クルージングの世界では、カタマランの台頭も著しい。特に、外洋性のあるカタマランでは、ロングクルージングにおいてキャビンは広いし、何と言ってもヒールしないでの疲れにくい。世界を廻るヨットでは、カタマランが増えてきています。 それとモノハルではパイロットハウスタイプです。もちろん大型艇。小型ですとトップヘビーになり易い。ハードのパイロットハウスは時化た時なんかには良い。

さて、それと当然ながらデイセーラーです。近場に焦点をあてて、セーリングを堪能する。昔の小さいからキャビンが狭いか無いかでデイセーラーと呼ばれていたヨットとは全然違います。
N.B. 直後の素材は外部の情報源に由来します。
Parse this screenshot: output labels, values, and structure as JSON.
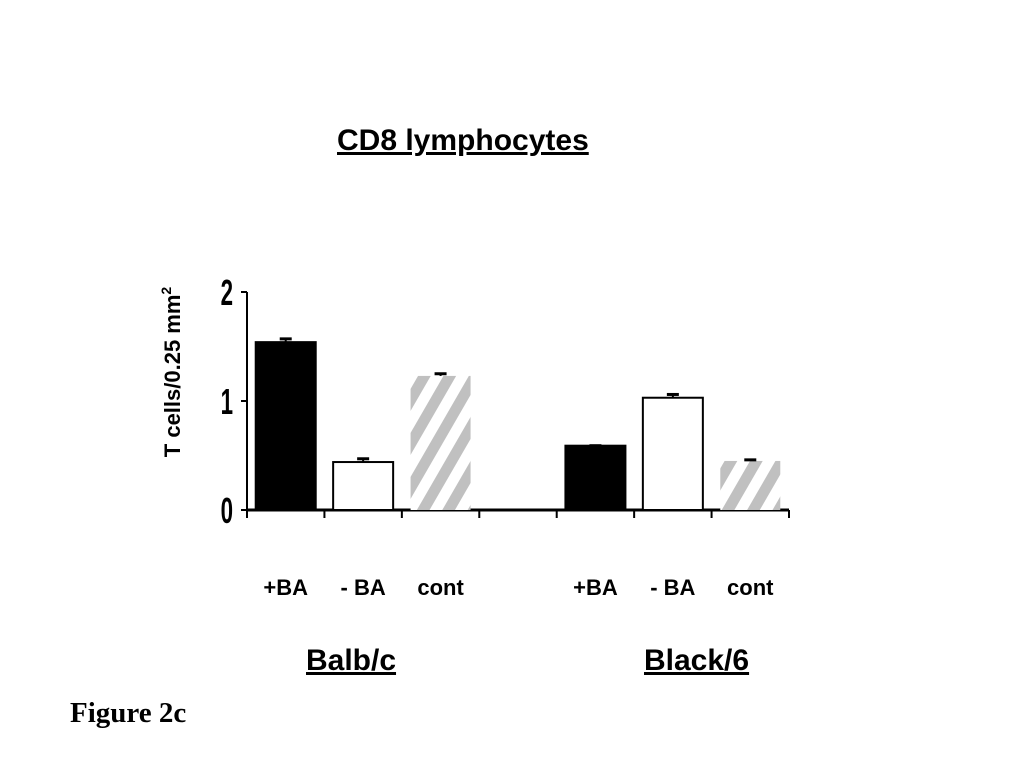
{
  "figure_label": "Figure 2c",
  "chart_data": {
    "type": "bar",
    "title": "CD8 lymphocytes",
    "ylabel": "T cells/0.25 mm",
    "ylabel_superscript": "2",
    "ylim": [
      0,
      2
    ],
    "yticks": [
      "0",
      "1",
      "2"
    ],
    "groups": [
      "Balb/c",
      "Black/6"
    ],
    "categories": [
      "+BA",
      "- BA",
      "cont"
    ],
    "series": [
      {
        "group": "Balb/c",
        "values": [
          1.54,
          0.44,
          1.23
        ],
        "errors": [
          0.03,
          0.03,
          0.02
        ]
      },
      {
        "group": "Black/6",
        "values": [
          0.59,
          1.03,
          0.45
        ],
        "errors": [
          0.0,
          0.03,
          0.01
        ]
      }
    ],
    "colors": {
      "+BA": "#000000",
      "- BA": "#ffffff",
      "cont": "#c0c0c0"
    },
    "grid": false,
    "legend": "none"
  }
}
今日では60フィートのデイセーラーあるぐらいですから。

ワンデザインのレーサー、外洋艇としてのカタマランとパイロットハウス、それにデイセーラー、つまり、遠くか近くか、それを明確にして、よりその分野において専門性を高めたと言えます。もうひとつの分野である沿岸のクルージング艇は、御存知の通り、キャビンを拡大し、装備の充実を図ってきました。これで、別荘するにも、クルージングにも快適になった。

という事は、使う側がどういう使い方をするか? これが明確になされる方が、より楽しめるという事だと思います。昔は、他に無かったから何でもかんでもですが、時の流れは進化を促し、各分野別の発展により専門性が強くなってきた。もはや何でもかんでもは中途半端になりかねない。

具体的に何をどう味わいたいのか? それを明確にして、他は整理整頓。そうすれば、どの分野でも、面白さが深まると思います。